Jean-Pierre-Chretien censure

Photo censurée par Jean Pierre Chretien

Le Dr Rwamucyo donne des arguments inhabituels contre lesquels la Commission d’Enquête citoyenne (CEC) qui l’accuse à tort ne trouve aucune réponse. Démuni de preuves, la CEC a opté pour les pratiques de dénonciations calomnieuses inacceptables. Perturbée par la prise de position du syndicat CFTC de l’hôpital Maubeuge qui n’est que citoyenne, non pour défendre le Dr Rwamucyo Eugène mais pour l’exercice d’une justice sereine, la CEC a tenté d’intimider par des lettres de menaces, le syndicat CFTC et la direction de l’hôpital de Maubeuge. La CEC a ensuite ouvert sur son site internet, une page spéciale «L’affaire Rwamucyo».

Avec le cas du docteur Eugène Rwamucyo, la CEC procède à une réécriture inversée de l’histoire, politicienne et idéologique sous l'égide de ce que Reyntjens (1994) appelait "l'école historique burundo-française".  Jean-Pierre Chrétien du CNRS en serait l'initiateur et de ce fait, a été appelé en renfort par le docteur Annie Faure, pour potentialiser sa crédibilité de médecin à charge contre son confrère médecin du travail qu'ils accusent de crimes de génocide sans avoir présenté la moindre preuve auprès des instances médico-professionnelles du Centre hospitalier de Maubeuge et du syndicat CFTC. Suite aux injonctions calomnieuses d'un médecin qui dénonce son confrère et un grand historien qui dit s’y connaître dans cette histoire rwandaise, ils étaient persuadés que ces instances feraient amende honorable en licenciant le docteur Rwamucyo.

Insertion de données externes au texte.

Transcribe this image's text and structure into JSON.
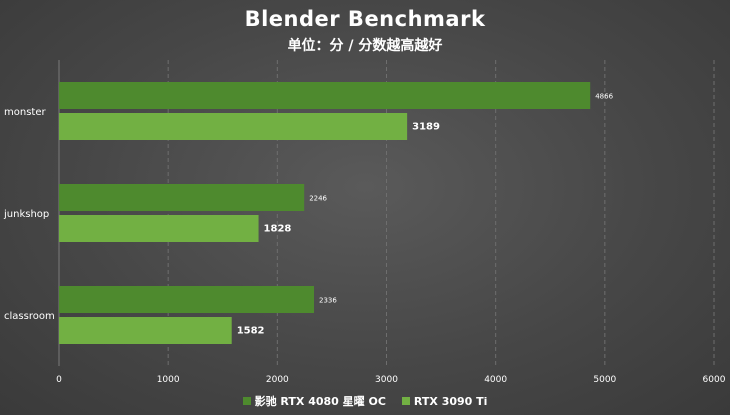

Au sujet de Jean-Pierre Chrétien, Filip Reyntjens (1994, p.267) souligne encore "la déformation et l'indignation sélective" vis-à-vis des réalités rwando-burundaises, qui "peuvent encore se comprendre" de la part des acteurs indigènes, mais dont "on est étonné" lorsqu'il s'agit "d'observateurs étrangers" comme Chrétien et Faure. Cette asymétrie dans l'appréciation des faits endurés par les peuples du Burundi, de l'Ouganda, du Rwanda et du Congo, se profile parfois comme une reconnaissance de droit inaliénable au crime pour les uns et de devoir d'inexistence pour les autres, appelés à se taire devant leurs calomnies insupportables.

Il est plus que temps pour la CEC de comprendre que dans les grands lacs africains, et particulièrement au Rwanda au Burundi et dans le Kivu Congolais,  l'on est en présence de deux groupes d'Hommes, les hutu et les tutsi, dont les éléments extrémistes refusent, malgré les liens séculaires multiformes, la coexistence dans le respect et l'enrichissement mutuels.

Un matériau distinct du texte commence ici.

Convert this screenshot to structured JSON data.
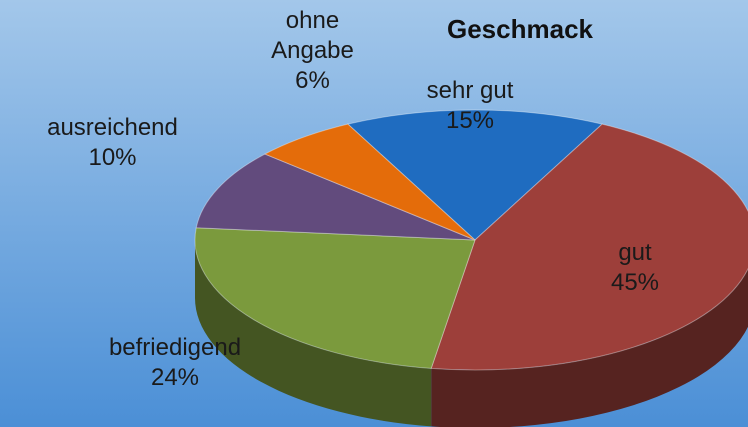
{
  "chart_data": {
    "type": "pie",
    "title": "Geschmack",
    "categories": [
      "sehr gut",
      "gut",
      "befriedigend",
      "ausreichend",
      "ohne Angabe"
    ],
    "values": [
      15,
      45,
      24,
      10,
      6
    ],
    "value_labels": [
      "15%",
      "45%",
      "24%",
      "10%",
      "6%"
    ],
    "colors": [
      "#1f6cc0",
      "#9d3f3a",
      "#7b9a3d",
      "#624b7d",
      "#e46c0a"
    ]
  }
}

D’après nos enquêtes, ceux qui connaissent et ont connu le médecin rwandais affirment sans hésiter, que le docteur Rwamucyo Eugène n’est pas parmi les extrémistes qui prennent les rwandais et la justice internationale en  otage. Il est plutôt décrit comme un défenseur de la vérité et la justice, non pour chercher les coupables à tuer ou emprisonner, mais pour la réconciliation dont les rwandais ont tant besoin.